I love electric cars. I love not having to have this gearstick conversation. It's just so boring. I was never a motor guy anyway. My interest in cars had always been purely form. I drive an electric car here in Oslo. In Norway it's already the electric era, I would say. With cars, there are just so many of them, so you're forced to look at them. So, what if I just spent the time walking the streets in Oslo, what would that give me? What will it say about society? What will it give me as aesthetic input?

Why use components from cars? Did that begin with the "VERTICALSEAT" installation, or something else?

I used car bumpers very early on. I found a bumper when I was a broke student and I combined it with a washing machine in one sculpture. The whole show at that time was about cleanliness. It was called "Sensitive to Detergent", and I was making sculptures that you had to maintain like you maintain a car. The washing machine drum looked like a wheel, so I thought it was funny to exchange the wheel with the washing machine drum. And inside there was a 3D-scanned chicken which had been scanned and printed in dishwasher-proof material. If you bought it, you'd have to dust it and clean it like you do with a car. I think that was the beginning of my work with cars.

Why the headlight specifically? Why is the piece titled "heart"?

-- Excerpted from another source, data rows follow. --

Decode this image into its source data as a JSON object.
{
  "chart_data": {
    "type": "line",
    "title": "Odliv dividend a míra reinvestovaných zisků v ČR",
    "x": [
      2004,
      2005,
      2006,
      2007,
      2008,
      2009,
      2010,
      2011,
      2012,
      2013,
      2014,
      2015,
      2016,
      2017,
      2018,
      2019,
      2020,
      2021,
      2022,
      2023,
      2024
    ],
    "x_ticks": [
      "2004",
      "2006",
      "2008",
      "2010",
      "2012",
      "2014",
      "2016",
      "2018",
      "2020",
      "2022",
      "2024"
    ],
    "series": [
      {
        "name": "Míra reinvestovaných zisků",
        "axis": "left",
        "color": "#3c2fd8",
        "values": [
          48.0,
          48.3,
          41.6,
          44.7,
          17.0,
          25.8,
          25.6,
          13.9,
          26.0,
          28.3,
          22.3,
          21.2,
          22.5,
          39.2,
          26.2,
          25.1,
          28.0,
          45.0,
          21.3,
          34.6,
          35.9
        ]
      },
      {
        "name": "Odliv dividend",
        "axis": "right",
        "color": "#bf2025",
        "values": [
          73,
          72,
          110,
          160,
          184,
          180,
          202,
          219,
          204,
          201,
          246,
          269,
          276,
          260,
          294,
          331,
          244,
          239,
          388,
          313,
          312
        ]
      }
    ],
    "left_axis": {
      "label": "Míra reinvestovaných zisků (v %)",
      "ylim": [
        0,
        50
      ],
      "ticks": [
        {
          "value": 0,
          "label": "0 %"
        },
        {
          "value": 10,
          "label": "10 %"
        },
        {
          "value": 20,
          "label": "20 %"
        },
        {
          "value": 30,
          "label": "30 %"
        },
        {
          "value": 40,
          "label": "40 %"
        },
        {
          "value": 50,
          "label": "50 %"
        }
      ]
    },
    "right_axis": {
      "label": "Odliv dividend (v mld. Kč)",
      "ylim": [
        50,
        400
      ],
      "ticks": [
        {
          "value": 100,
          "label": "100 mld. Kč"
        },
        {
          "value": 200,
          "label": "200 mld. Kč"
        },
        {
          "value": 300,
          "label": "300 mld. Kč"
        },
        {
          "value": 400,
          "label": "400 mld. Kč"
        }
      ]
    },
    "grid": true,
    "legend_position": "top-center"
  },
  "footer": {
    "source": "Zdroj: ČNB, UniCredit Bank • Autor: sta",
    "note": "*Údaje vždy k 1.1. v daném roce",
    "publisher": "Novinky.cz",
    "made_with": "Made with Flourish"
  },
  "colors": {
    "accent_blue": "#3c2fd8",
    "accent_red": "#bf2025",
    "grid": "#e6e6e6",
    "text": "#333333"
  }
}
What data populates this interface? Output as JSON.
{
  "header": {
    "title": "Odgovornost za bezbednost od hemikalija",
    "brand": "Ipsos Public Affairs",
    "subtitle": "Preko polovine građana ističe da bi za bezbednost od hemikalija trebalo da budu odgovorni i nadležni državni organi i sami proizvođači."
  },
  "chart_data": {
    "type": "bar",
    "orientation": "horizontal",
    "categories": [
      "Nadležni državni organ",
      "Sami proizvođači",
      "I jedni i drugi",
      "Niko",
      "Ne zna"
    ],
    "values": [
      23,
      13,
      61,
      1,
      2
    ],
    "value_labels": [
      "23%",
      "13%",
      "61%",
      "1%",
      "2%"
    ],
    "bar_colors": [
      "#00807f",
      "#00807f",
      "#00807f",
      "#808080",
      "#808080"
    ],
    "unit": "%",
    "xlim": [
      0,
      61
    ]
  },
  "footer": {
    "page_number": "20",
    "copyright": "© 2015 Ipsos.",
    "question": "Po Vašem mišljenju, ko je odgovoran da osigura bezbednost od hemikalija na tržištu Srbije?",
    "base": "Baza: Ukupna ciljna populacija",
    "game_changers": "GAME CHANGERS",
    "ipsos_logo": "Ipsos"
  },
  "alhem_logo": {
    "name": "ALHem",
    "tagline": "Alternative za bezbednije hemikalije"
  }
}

I've been working with headlights before. For the exhibition at X Museum I looked at all kinds of electric cars, but in the end decided to just go with Polestar. With the Polestar light, I liked the look of it. It was fun that by tilting it, Thor's Hammer became a "y" which is my initial. It kind of looks like a heart in some way, like a ripped-out heart, when it's oriented like that. I've also never used the orange lights before, I don't normally like them, but this one had an almost peach-coloured LED feel which I thought fit, aesthetically and conceptually. I also liked riffing on the fact that I'm Scandinavian, doing a show in China.

You also have an abiding interest in consumer culture and commodity fetishism. What's your take on the movement towards greater circularity and sustainability?

There's no way around it. It's a given. That's how it has to be. Earlier, a lot of my work had been about this idea of scale failure. For example, you get your piece of meat, you drive your car, but you never perceive how many of them are there. You have this individualised bubble where everything makes total sense, and then suddenly you have something like the diesel scandal, and you see a picture of I don't know how many cars just stuck at some border. I've always been interested in what happens if the distribution system doesn't work, or there's a failure in it, and you see things get stuck somewhere. You physically feel all the resources being used. I've always been interested in that moment.